全員で曲の解釈を共有し合うのは「オーディション最終試験の合宿審査」から
――曲を受け取ってからレコーデイングに至るまで『botばっか』を表現するための工夫もあったのではないでしょうか?
凛花 この曲では、メンバーそれぞれに主人公像があります。私はツンデレっぽいキャラクターで「好き」と言いながら棒読みっぽく聞こえるように歌うパートを割り振られました。棒読み感は難しくて、スタジオでも「もう少し棒読みで」と何度も指示をいただきました。曲の終盤では少し気持ちがほぐれるような表現も難しかったのですが、結局はキャラになりきって演じるのが一番だと思って、なりふりかまわず演じ切りました。

美雨 歌謡曲っぽい歌い方が好きですし、歌っていて楽しかったです。普段は落ち着いた低音が得意なのですが、この曲では軽やかで明るい声に意識しています。スタジオでは「明るく活発なお姉さんのように」と言われて、最初は親しみやすくしながらも、後半に向けて少し狂気を帯びるような振り幅も意識しました。曲の終盤では「もっと狂っちゃった感じでお願いします」と指示をいただいて(笑)。しっかり伝えられるように、思い切りました。

百花 私はいつもより可愛い声で歌いました。普段は力強く響かせるタイプなのですが、今回は優雅さ、小悪魔っぽさ、わがまま…と、フレーズごとに雰囲気を変えています。可愛い歌い方って幅が広くて、声の出し方やトーンを細かく切り替えるのが大変でした。他のアイドルさんの歌を聴いて「この声の出し方、可愛いな」と思った方を真似してみたりもしました。

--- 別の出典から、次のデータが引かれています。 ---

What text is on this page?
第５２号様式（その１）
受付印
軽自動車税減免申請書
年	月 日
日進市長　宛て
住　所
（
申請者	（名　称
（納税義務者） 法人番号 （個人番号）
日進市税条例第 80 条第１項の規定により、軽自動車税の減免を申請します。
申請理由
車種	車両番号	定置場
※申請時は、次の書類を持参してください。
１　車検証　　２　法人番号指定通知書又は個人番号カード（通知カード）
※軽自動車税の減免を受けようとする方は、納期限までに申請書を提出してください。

もな 私は百花とは逆で本来、可愛い歌い方が得意です。でもこの曲では物足りなくて、凛花の言っていた棒読み感を上手に反映させるのも大変でした。曲の理解を深めるために、レコーディングに備えて主人公像を自主的に掘り下げました。最初に注目したのは<一目で射止めてすっかりトリコ>のフレーズで、自分の内面を知らない相手が一瞬で「私を好きになってくれた」と主人公が感じたのだと解釈しました。その前提で歌詞を読んでみると、むなしさやあきらめも抱き、見た目の可愛さで自分を守っている女の子が浮かんできて、その背景を歌に乗せました。

――曲で描かれる主人公の内面に迫るアプローチは、これまでも意識してきたんでしょうか?
もな たぶん、グループ結成以前にあったオーディション最終試験の合宿審査からですね。課題曲の歌詞が抽象的で、単語をつかみとるだけでは意味がつかみにくい曲でした。そこで「この振り付けは何を意味しているんだろう?」と一人ひとりが考え出したのが、始まりだったと思います。与えられたパートをただ歌うだけではなくて、それぞれがどんな感情を込めようとしているのかを「みんなで共有した方が、曲全体のストーリーが見えてくる」と気が付きました。パートごとの感情を繋げてみたら、ソロパートにも深みが生まれて、全体で一つの物語をみせられるようになりました。
美雨 歌やダンスをどれほど完璧にしても、そこに「心」が乗っていなければコンセプトの「レトロホラー」を表現しきれないとも思っています。形だけ整っていても中身が空っぽでは何も伝わらないから、どんな曲でも「解釈を深めること」を一番大事にしています。私たちは「天井のないグループ」と評価していただくこともあって、常に「もっとよくできる」の共通認識がメンバーにもありますし、どんな曲でも登場人物になりきって表情や声色を切り替えられる。そんな境地を目指しています。